The fortunes of the San Francisco-based American Roller Derby League and those derby stars pursuing their bloody American Dream of fame and fortune, rest in the hands of drawing enough rabid fans. The guy behind the revival is former skater Tim Patten, a gay man diagnosed as HIV-positive in 1983 and who now has that illness under wraps and is obsessed in bringing back the derby. His general manager is Dan Ferrari, another fan of the game with a background in theatrical promotions. They recruit the over-the-hill former stars and to their dismay find they can’t draw any sizable crowds to their high school venues. The old stars are colorful eccentrics like the gay Bay City Bombers bad-boy captain Alfonso Reyes, a 32-year vet, who copped a fee of $100 for every trick turned as a young man on the streets of his native San Francisco. Other stars highlighted include Larry Lee, Icebox, Jan Vallow, Sherry Erich, Larry Stull, Karey Marengo, Pam Schwab and Stacey Blitsch.
When some possible shady business occurs over a matter of missing receipts, the straight-shooter Patten fires the possibly unscrupulous Ferrari. In return Ferrari starts a competing league. Patten after losing his partner to AIDS in 2003, sits out the season. There’s a final update showing Patten witnessing a mild derby revival with young skaters taking the places of the old-timers who retired; though if you want my two cents, it all looks rather gloomy like these folks are wannabe pro wrestlers in search of fans for a scripted sport.
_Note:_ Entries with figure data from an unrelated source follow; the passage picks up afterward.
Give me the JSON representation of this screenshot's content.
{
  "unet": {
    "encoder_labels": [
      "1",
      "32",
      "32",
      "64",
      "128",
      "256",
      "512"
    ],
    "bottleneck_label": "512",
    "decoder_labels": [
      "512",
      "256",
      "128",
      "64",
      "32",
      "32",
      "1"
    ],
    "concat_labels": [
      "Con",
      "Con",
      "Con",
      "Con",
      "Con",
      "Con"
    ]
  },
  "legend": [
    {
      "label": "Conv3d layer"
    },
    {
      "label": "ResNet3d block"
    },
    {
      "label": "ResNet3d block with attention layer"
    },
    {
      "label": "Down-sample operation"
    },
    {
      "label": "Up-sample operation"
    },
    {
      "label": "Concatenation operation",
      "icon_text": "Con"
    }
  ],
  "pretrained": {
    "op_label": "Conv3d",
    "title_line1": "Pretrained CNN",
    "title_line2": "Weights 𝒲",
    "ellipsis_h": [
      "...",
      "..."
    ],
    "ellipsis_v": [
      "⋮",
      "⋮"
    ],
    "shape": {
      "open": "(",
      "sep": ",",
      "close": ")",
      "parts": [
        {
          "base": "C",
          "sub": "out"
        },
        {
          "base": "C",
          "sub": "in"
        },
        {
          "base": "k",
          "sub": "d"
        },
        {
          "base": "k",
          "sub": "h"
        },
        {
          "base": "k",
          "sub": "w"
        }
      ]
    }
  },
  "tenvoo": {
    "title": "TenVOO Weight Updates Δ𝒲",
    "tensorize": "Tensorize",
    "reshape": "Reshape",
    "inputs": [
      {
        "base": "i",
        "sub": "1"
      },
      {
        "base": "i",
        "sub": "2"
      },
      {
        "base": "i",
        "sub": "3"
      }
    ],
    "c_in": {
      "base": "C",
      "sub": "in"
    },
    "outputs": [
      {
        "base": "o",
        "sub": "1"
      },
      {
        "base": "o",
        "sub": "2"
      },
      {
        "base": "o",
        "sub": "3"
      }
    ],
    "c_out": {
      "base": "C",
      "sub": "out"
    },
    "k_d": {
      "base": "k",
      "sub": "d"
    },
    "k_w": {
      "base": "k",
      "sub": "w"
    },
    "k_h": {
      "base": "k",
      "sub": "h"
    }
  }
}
“Jam,” which is slang for a roller derby match, proves to be more of a bumpy ride dramatic reality show film than a sports film, one that’s targeted for the proles who go for such violent fixed bad guy vs. good guy events rather than spend their hard-earned dough on a shrink or booze.
The doc was the winner of the 2006 South by Southwest Film Festival Grand Jury Prize.